Marxism, Deep Ecology). To enhance the textual engagement, a tour to an exhibition in the Kunstsammlungen Chemnitz, which also addresses environmental aspects, will be offered in addition.

Objectives

This course encourages students to develop a critical understanding of the recent history of nature writing in the face of environmental issues through the analysis of different literary and theoretical texts. In addition, students are made aware of ideas represented in contemporary literature, such as how the writer's background, experience and the historical, geographical, socio-cultural conditions of his/her country of origin shape his/her literary understanding of nature.

Prerequisites

In order to participate, students of Anglistik/Amerikanistik need to have completed the lecture ntroduction to the Study of Literatures in English successfully (does not apply to visiting students).

Requirements for credits

In the weeks before in-class lectures (April), students will receive weekly tasks via email. Afterwards, the format of this seminar will require students to attend regularly, participate actively and prepare weekly readings. Each student will do an oral presentation (approx. 15 minutes) or prepare questions for a discussion (PVL) and write a substantial seminar paper (10-12 pages) (PL).

Set texts

Required reading material will be sent via email.
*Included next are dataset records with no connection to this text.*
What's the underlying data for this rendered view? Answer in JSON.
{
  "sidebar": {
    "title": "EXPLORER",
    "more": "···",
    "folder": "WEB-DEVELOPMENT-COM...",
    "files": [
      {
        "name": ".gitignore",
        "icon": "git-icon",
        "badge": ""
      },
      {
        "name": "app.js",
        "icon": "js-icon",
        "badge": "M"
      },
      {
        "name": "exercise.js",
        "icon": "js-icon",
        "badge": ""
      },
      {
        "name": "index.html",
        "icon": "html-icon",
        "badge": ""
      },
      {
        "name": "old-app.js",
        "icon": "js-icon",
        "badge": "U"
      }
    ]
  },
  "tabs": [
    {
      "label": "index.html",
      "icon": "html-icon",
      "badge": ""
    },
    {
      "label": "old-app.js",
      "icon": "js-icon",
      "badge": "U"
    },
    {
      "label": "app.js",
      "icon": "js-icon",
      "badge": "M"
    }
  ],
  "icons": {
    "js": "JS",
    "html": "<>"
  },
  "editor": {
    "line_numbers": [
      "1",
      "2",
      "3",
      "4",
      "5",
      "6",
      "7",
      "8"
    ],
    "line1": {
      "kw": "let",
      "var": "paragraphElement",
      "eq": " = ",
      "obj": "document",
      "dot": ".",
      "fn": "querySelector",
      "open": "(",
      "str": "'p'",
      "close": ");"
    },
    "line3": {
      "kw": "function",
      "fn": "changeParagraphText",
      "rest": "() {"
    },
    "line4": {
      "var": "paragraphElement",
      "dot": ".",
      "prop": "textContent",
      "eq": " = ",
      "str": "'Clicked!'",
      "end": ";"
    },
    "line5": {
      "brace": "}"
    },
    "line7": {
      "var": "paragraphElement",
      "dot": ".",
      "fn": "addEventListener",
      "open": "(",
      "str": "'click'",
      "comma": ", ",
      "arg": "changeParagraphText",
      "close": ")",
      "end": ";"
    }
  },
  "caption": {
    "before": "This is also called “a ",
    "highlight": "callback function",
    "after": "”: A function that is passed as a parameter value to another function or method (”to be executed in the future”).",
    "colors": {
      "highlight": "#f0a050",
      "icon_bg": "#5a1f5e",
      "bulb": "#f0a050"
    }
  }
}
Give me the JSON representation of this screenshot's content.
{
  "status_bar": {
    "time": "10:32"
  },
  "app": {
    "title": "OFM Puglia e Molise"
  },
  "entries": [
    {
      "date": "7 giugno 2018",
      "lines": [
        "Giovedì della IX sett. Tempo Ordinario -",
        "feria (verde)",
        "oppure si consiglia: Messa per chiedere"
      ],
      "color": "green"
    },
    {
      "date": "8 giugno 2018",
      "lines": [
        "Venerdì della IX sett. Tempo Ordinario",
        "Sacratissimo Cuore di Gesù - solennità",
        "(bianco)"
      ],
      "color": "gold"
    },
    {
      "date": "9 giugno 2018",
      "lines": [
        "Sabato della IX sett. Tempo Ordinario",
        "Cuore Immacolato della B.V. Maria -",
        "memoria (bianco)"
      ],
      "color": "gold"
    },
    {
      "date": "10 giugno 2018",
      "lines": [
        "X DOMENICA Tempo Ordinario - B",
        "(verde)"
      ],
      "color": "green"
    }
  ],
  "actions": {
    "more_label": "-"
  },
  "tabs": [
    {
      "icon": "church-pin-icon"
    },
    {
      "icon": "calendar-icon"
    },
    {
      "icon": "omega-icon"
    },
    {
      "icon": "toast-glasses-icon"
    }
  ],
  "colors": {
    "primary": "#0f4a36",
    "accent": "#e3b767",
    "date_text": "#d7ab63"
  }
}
Once face-to-face lectures resume, a reader with primary and secondary texts for readings in class will be available at Copyshop Dietze (Reichenhainer Str. 55).

Registration

Please register via email (mandy.beck@phil.tu-chemnitz.de) with your name, study programme and semester by 1 April 2020.

 
Seminar
Sexual Stories
Thu., 11:30-13:00
2/W021

Content

Over the span of only one century, namely the twentieth century, conceptualisations of sexuality have been controversial and diverse. This fact indicates an inherent complexity of sexuality as well as a wide methodological range of how to approach it. Beginning with the case studies of the early sexologists and Freudian studies at the end of the nineteenth century, notions of sexual identities became more stabilised in the mid-twentieth century – where identity was labelled based on the choice of sexual objects. Yet with the general rise of an "anti-essentialist critique" (Hall 1996) of different conceptions, such as identity or subjectivity (e.g. Appiah 2005, Hall 1996, Jenkins 2008), and the increase of poststructuralist gender and queer studies in the 1990s, those sexual taxonomies and binaries (most importantly, heterosexuality vs. homosexuality or straight vs. queer) were questioned and deconstructed again. For this reason, the seminar seeks to explore the development of sexuality and its narrative expression in a variety of different texts by well-known writers, such as D.H. Lawrence, Katherine Mansfield (New Zealand), Christopher Isherwood, Emma Donoghue, Colm Tóibín (Ireland), or Sarah Hall. Apart from in-class discussions, a tour to the Kunstsammlungen Chemnitz to a relevant exhibition in this context will be offered additionally.

Objectives

Students will learn about important writers and their depiction of different forms of sexuality

(heterosexuality, homosexuality, adultery, etc.) in the twentieth century. This is enhanced by readings from feminist theory, gender theory, and queer theory, which will provide students with a framework for understanding, conceptualising, analysing, and challenging notions such as sexuality, gender, and identity.

Prerequisites

In order to participate, students of Anglistik/Amerikanistik need to have completed the lecture Introduction to the Study of Literatures in English successfully (does not apply to visiting students).

Requirements for credits

In the weeks before in-class lectures (April), students will receive weekly tasks via email. Afterwards, the format of this seminar will require students to attend regularly, participate actively and prepare weekly readings. Each student will do an oral presentation (approx. 15 minutes) or prepare questions for a discussion (PVL) and write a substantial seminar paper (10-12 pages) (PL).

Set texts

Required reading material will be sent via email. Once face-to-face lectures resume, a reader with primary and secondary texts for readings in class will be available at Copyshop Dietze (Reichenhainer Str. 55).